Europe’s carbon budgets are becoming dangerously unmoored from the 2030 target they were meant to protect. New rules are urgently needed to course-correct Europe’s carbon budgets and emissions to control for Brexit, unregulated aviation emissions and other unanticipated threats, writes Damien Morris, director of consultancy Futureproof.
While it is widely recognised that Europe has a domestic target to cut greenhouse gases by at least 40% in 2030, this climate target lacks any independent existence in law. Instead, this headline commitment is enforced by a package of legislation under Europe’s so-called 2030 Climate and Energy Framework with Europe’s carbon budgets acting as the ultimate backstop for Europe’s greenhouse gas target. These include the EU Emissions Trading System (ETS), which directly limits emissions from power stations, factories, and aircraft, and the EU Effort Sharing Regulation (ESR) which limits member states’ emissions arising from heat, transport, waste and agriculture.
When the European Commission initially proposed the 2030 framework, the various carbon budgets all fit together like an intricate jigsaw puzzle to align with the 2030 greenhouse gas targets. The trajectory proposed for the EU ETS and the national targets in the Effort Sharing Regulation duly converged just over 40% below 1990 levels. Unfortunately, however, some of the initial assumptions used to determine these trajectories and targets have since grown obsolete.
To begin with, the absolute level of the greenhouse gas target changes over time. Revisions to the greenhouse gas inventory redefine 1990 emissions and effectively change the baseline that the 40% reduction in emissions is calculated from. Some of the parameters that have been included in the draft carbon budgets legislation were set on the basis of earlier greenhouse gas inventories with different 1990 baselines. In effect, static carbon budgets are being required to hit a moving target.
A more serious threat, however, arises from changes to the types of emissions covered by Europe’s carbon budgets. The targets and trajectories for the carbon budgets were initially determined on the basis that emissions from outbound international flights would be included and would also count towards the EU climate target. Since then, the Commission has proposed indefinitely extending a derogation for the majority of international flights from the EU ETS.

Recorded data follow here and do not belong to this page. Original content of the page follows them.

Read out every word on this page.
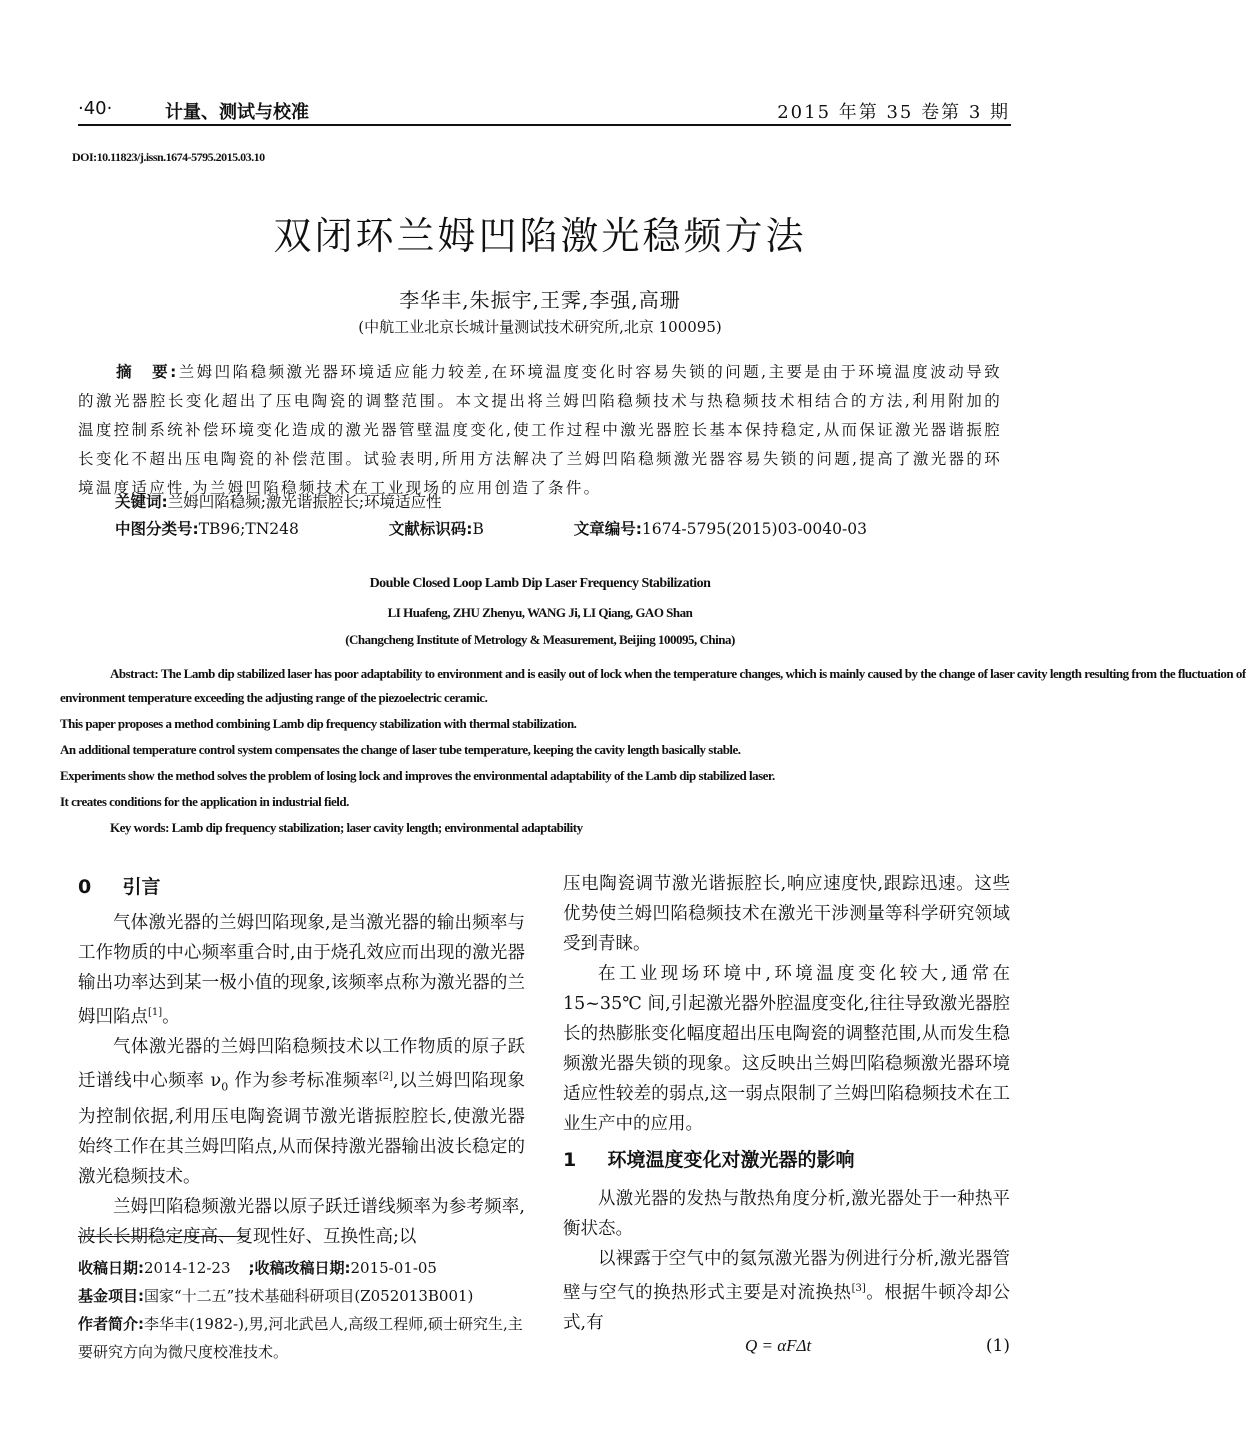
·40·	计量、测试与校准	2015 年第 35 卷第 3 期
DOI:10.11823/j.issn.1674-5795.2015.03.10
双闭环兰姆凹陷激光稳频方法
李华丰,朱振宇,王霁,李强,高珊
(中航工业北京长城计量测试技术研究所,北京 100095)
摘　要:兰姆凹陷稳频激光器环境适应能力较差,在环境温度变化时容易失锁的问题,主要是由于环境温度波动导致的激光器腔长变化超出了压电陶瓷的调整范围。本文提出将兰姆凹陷稳频技术与热稳频技术相结合的方法,利用附加的温度控制系统补偿环境变化造成的激光器管壁温度变化,使工作过程中激光器腔长基本保持稳定,从而保证激光器谐振腔长变化不超出压电陶瓷的补偿范围。试验表明,所用方法解决了兰姆凹陷稳频激光器容易失锁的问题,提高了激光器的环境温度适应性,为兰姆凹陷稳频技术在工业现场的应用创造了条件。
关键词:兰姆凹陷稳频;激光谐振腔长;环境适应性
中图分类号:TB96;TN248	文献标识码:B	文章编号:1674-5795(2015)03-0040-03
Double Closed Loop Lamb Dip Laser Frequency Stabilization
LI Huafeng, ZHU Zhenyu, WANG Ji, LI Qiang, GAO Shan
(Changcheng Institute of Metrology & Measurement, Beijing 100095, China)
Abstract: The Lamb dip stabilized laser has poor adaptability to environment and is easily out of lock when the temperature changes, which is mainly caused by the change of laser cavity length resulting from the fluctuation of
environment temperature exceeding the adjusting range of the piezoelectric ceramic.
This paper proposes a method combining Lamb dip frequency stabilization with thermal stabilization.
An additional temperature control system compensates the change of laser tube temperature, keeping the cavity length basically stable.
Experiments show the method solves the problem of losing lock and improves the environmental adaptability of the Lamb dip stabilized laser.
It creates conditions for the application in industrial field.
Key words: Lamb dip frequency stabilization; laser cavity length; environmental adaptability
0 引言

气体激光器的兰姆凹陷现象,是当激光器的输出频率与工作物质的中心频率重合时,由于烧孔效应而出现的激光器输出功率达到某一极小值的现象,该频率点称为激光器的兰姆凹陷点[1]。

气体激光器的兰姆凹陷稳频技术以工作物质的原子跃迁谱线中心频率 $\nu_0$ 作为参考标准频率[2],以兰姆凹陷现象为控制依据,利用压电陶瓷调节激光谐振腔腔长,使激光器始终工作在其兰姆凹陷点,从而保持激光器输出波长稳定的激光稳频技术。

兰姆凹陷稳频激光器以原子跃迁谱线频率为参考频率,波长长期稳定度高、复现性好、互换性高;以

收稿日期:2014-12-23 ;收稿改稿日期:2015-01-05
基金项目:国家“十二五”技术基础科研项目(Z052013B001)
作者简介:李华丰(1982-),男,河北武邑人,高级工程师,硕士研究生,主要研究方向为微尺度校准技术。

压电陶瓷调节激光谐振腔长,响应速度快,跟踪迅速。这些优势使兰姆凹陷稳频技术在激光干涉测量等科学研究领域受到青睐。

在工业现场环境中,环境温度变化较大,通常在 15~35℃ 间,引起激光器外腔温度变化,往往导致激光器腔长的热膨胀变化幅度超出压电陶瓷的调整范围,从而发生稳频激光器失锁的现象。这反映出兰姆凹陷稳频激光器环境适应性较差的弱点,这一弱点限制了兰姆凹陷稳频技术在工业生产中的应用。

1 环境温度变化对激光器的影响

从激光器的发热与散热角度分析,激光器处于一种热平衡状态。

以裸露于空气中的氦氖激光器为例进行分析,激光器管壁与空气的换热形式主要是对流换热[3]。根据牛顿冷却公式,有

Q = αFΔt	(1)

This derogation establishes an incompatibility between the scope of emissions covered by the carbon budgets and the scope of emissions included in the intended greenhouse gas target. It also threatens to reduce the stringency of the carbon budgets for the sectors which are still covered. We estimate this derogation would make more than 200 million additional allowances available to stationary sectors in the EU ETS, owing to reduced aviation demand.
Similarly, we find that the secession of the UK from the EU, if accompanied by an exit from the EU ETS and the EU ESR, would leave the carbon budgets stranded 39.5% below 1990 levels for the remaining 27 member states, falling short of the official EU climate goal.
The critical issue is not that the EU carbon budgets might arrive half a percentage point or so short of the target in 2030, or that they contain a few hundred million more allowances than they should, but that there was nothing preventing the situation from being far worse. At present, no formal checks exist to ensure that Europe’s carbon budgets are resilient to changes like these and can continue to adequately deliver the greenhouse gas target. Instead, accountability for achieving the target has been unhealthily reliant on political pressure from advocacy groups and other stakeholders rather than internal regulatory checks and balances.
To protect the EU target against future shocks, Futureproof’s new report, Hitting a Moving Target, recommends that EU policymakers introduce a “triple lock” on the greenhouse gas target: defining the target more clearly in law, routinely recalibrating the EU’s carbon budgets to ensure they line up with the official target, and periodically reviewing policies and measures to ensure that EU emissions also fall in line with that target.
The third recommendation, in particular, would help resolve the current disconnect between the compliance framework and the target. Currently, member states and companies can remain fully compliant with the carbon budgets while collectively exceeding the EU’s 2030 greenhouse gas target simply by using carbon allowances banked from previous years. Clear triggers should be introduced in legislation to strengthen current policies or introduce new policies if emissions are not declining at an appropriate pace, making 2030 a hard deadline for achieving the required 40% cut in emissions.
Once an EU greenhouse gas target has been politically agreed, enforcing that target should be a technical and regulatory challenge, not an ongoing political challenge. While the process for determining the new legislation implementing the 2030 target is already very far progressed, we hope that these recommendations might yet be considered and incorporated. We feel these three measures, taken together, would resolve some persistent ambiguities about the nature of the EU’s greenhouse gas target and better ensure that the target is faithfully delivered.
Futureproof’s report, Hitting a Moving Target is published today.